Por seis anos após a morte do marido, Krasner perseguiu esse novo estilo emotivamente poderoso. Os nomes que deu a essas séries de obras pareciam estar ligados aos ciclos da vida, e talvez fossem simbólicos ou guiados por seu luto e recuperação. A primeira dessas séries, Terra Verde, apresentava uma paleta natural de verdes, vermelho, branco e tons terrosos. A série seguinte, Jornadas Noturnas, continha imagens mais escuras e sombrias. Essa fase de sua carreira terminou abruptamente em 1962, quando Krasner sofreu um aneurisma cerebral que interrompeu seu trabalho por vários anos.
Lee Krasner - A Mulher Sol II, 1958, parte da série Terra Verde. © 2018 Pollock-Krasner Foundation / Artists Rights Society (ARS), Nova York
Linhas Rígidas
Após se recuperar do aneurisma, Krasner retomou de onde havia parado, explorando formas e composições orgânicas. Então, no início dos anos 1970, ela mudou abruptamente seu trabalho para uma nova direção. Começou a pintar abstrações achatadas e de bordas duras que pareciam quase geométricas em sua linguagem visual. Sua paleta de cores também se tornou mais pura, resultando em pinturas que transmitem brilho, clareza e otimismo.
Outras tendências estéticas que seus contemporâneos perseguiam na época possivelmente inspiraram essa nova direção para Krasner. A pintura de Campo de Cor havia ganhado apoio entre muitos Expressionistas Abstratos, e o Minimalismo dominava ativamente a cena artística como reação contra a emoção e o drama da geração anterior. Mas, embora haja elementos desses dois estilos nas obras de borda dura que Krasner pintou nos anos 1970, sua expressão desses sentimentos é inteiramente única.

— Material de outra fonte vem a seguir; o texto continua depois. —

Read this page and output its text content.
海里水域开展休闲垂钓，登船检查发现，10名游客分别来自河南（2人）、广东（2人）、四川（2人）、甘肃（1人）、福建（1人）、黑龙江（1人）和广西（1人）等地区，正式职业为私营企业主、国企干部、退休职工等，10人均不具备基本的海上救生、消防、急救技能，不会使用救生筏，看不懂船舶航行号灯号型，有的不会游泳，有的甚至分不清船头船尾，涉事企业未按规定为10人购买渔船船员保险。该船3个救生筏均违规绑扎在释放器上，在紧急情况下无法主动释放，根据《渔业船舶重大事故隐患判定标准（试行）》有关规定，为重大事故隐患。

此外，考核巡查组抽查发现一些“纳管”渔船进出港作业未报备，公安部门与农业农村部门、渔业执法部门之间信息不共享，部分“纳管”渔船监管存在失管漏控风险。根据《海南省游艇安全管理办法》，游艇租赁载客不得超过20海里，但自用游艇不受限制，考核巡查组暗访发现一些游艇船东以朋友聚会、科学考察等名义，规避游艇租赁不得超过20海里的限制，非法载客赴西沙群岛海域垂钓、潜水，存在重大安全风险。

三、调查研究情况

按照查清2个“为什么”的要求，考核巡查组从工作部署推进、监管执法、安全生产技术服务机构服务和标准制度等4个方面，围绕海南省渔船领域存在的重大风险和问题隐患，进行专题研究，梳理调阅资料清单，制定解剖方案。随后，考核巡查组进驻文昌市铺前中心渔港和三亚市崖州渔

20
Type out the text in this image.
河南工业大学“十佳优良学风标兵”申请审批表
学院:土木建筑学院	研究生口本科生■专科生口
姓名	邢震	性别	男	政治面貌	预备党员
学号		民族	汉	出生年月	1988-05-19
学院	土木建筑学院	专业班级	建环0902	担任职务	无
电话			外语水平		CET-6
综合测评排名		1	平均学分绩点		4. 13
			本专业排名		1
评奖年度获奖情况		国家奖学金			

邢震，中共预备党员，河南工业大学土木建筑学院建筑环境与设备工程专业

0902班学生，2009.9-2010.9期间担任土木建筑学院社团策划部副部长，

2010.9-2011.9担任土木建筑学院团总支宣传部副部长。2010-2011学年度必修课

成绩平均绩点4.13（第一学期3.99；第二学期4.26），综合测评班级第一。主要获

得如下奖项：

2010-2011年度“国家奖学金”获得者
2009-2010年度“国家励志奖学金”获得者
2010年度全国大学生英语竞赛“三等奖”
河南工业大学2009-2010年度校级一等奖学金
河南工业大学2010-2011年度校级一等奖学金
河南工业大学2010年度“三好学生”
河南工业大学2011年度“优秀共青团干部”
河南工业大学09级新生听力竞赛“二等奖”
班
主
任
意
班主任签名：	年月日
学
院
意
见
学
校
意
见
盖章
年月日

Lee Krasner - Relógio de Sol, 1972. Óleo sobre linho. © 2018 Pollock-Krasner Foundation / Artists Rights Society (ARS), Nova York
O Legado de Lee Krasner
Em 1983, Lee Krasner recebeu a honra de sua primeira retrospectiva de carreira. A exposição foi inaugurada em Houston, Texas, no Museu de Belas Artes. Krasner estava muito doente para comparecer à mostra, mas, como nativa do Brooklyn, aguardava ansiosamente o dia em que a exposição viajaria para sua cidade natal. Ela faleceu, porém, em junho de 1984, apenas seis meses antes da retrospectiva ser aberta no MoMA de Nova York. O comunicado de imprensa da mostra do MoMA dizia: “Krasner continuou a pintar até pouco antes de sua morte em junho passado, e seu trabalho até o fim demonstra uma exploração incessante.”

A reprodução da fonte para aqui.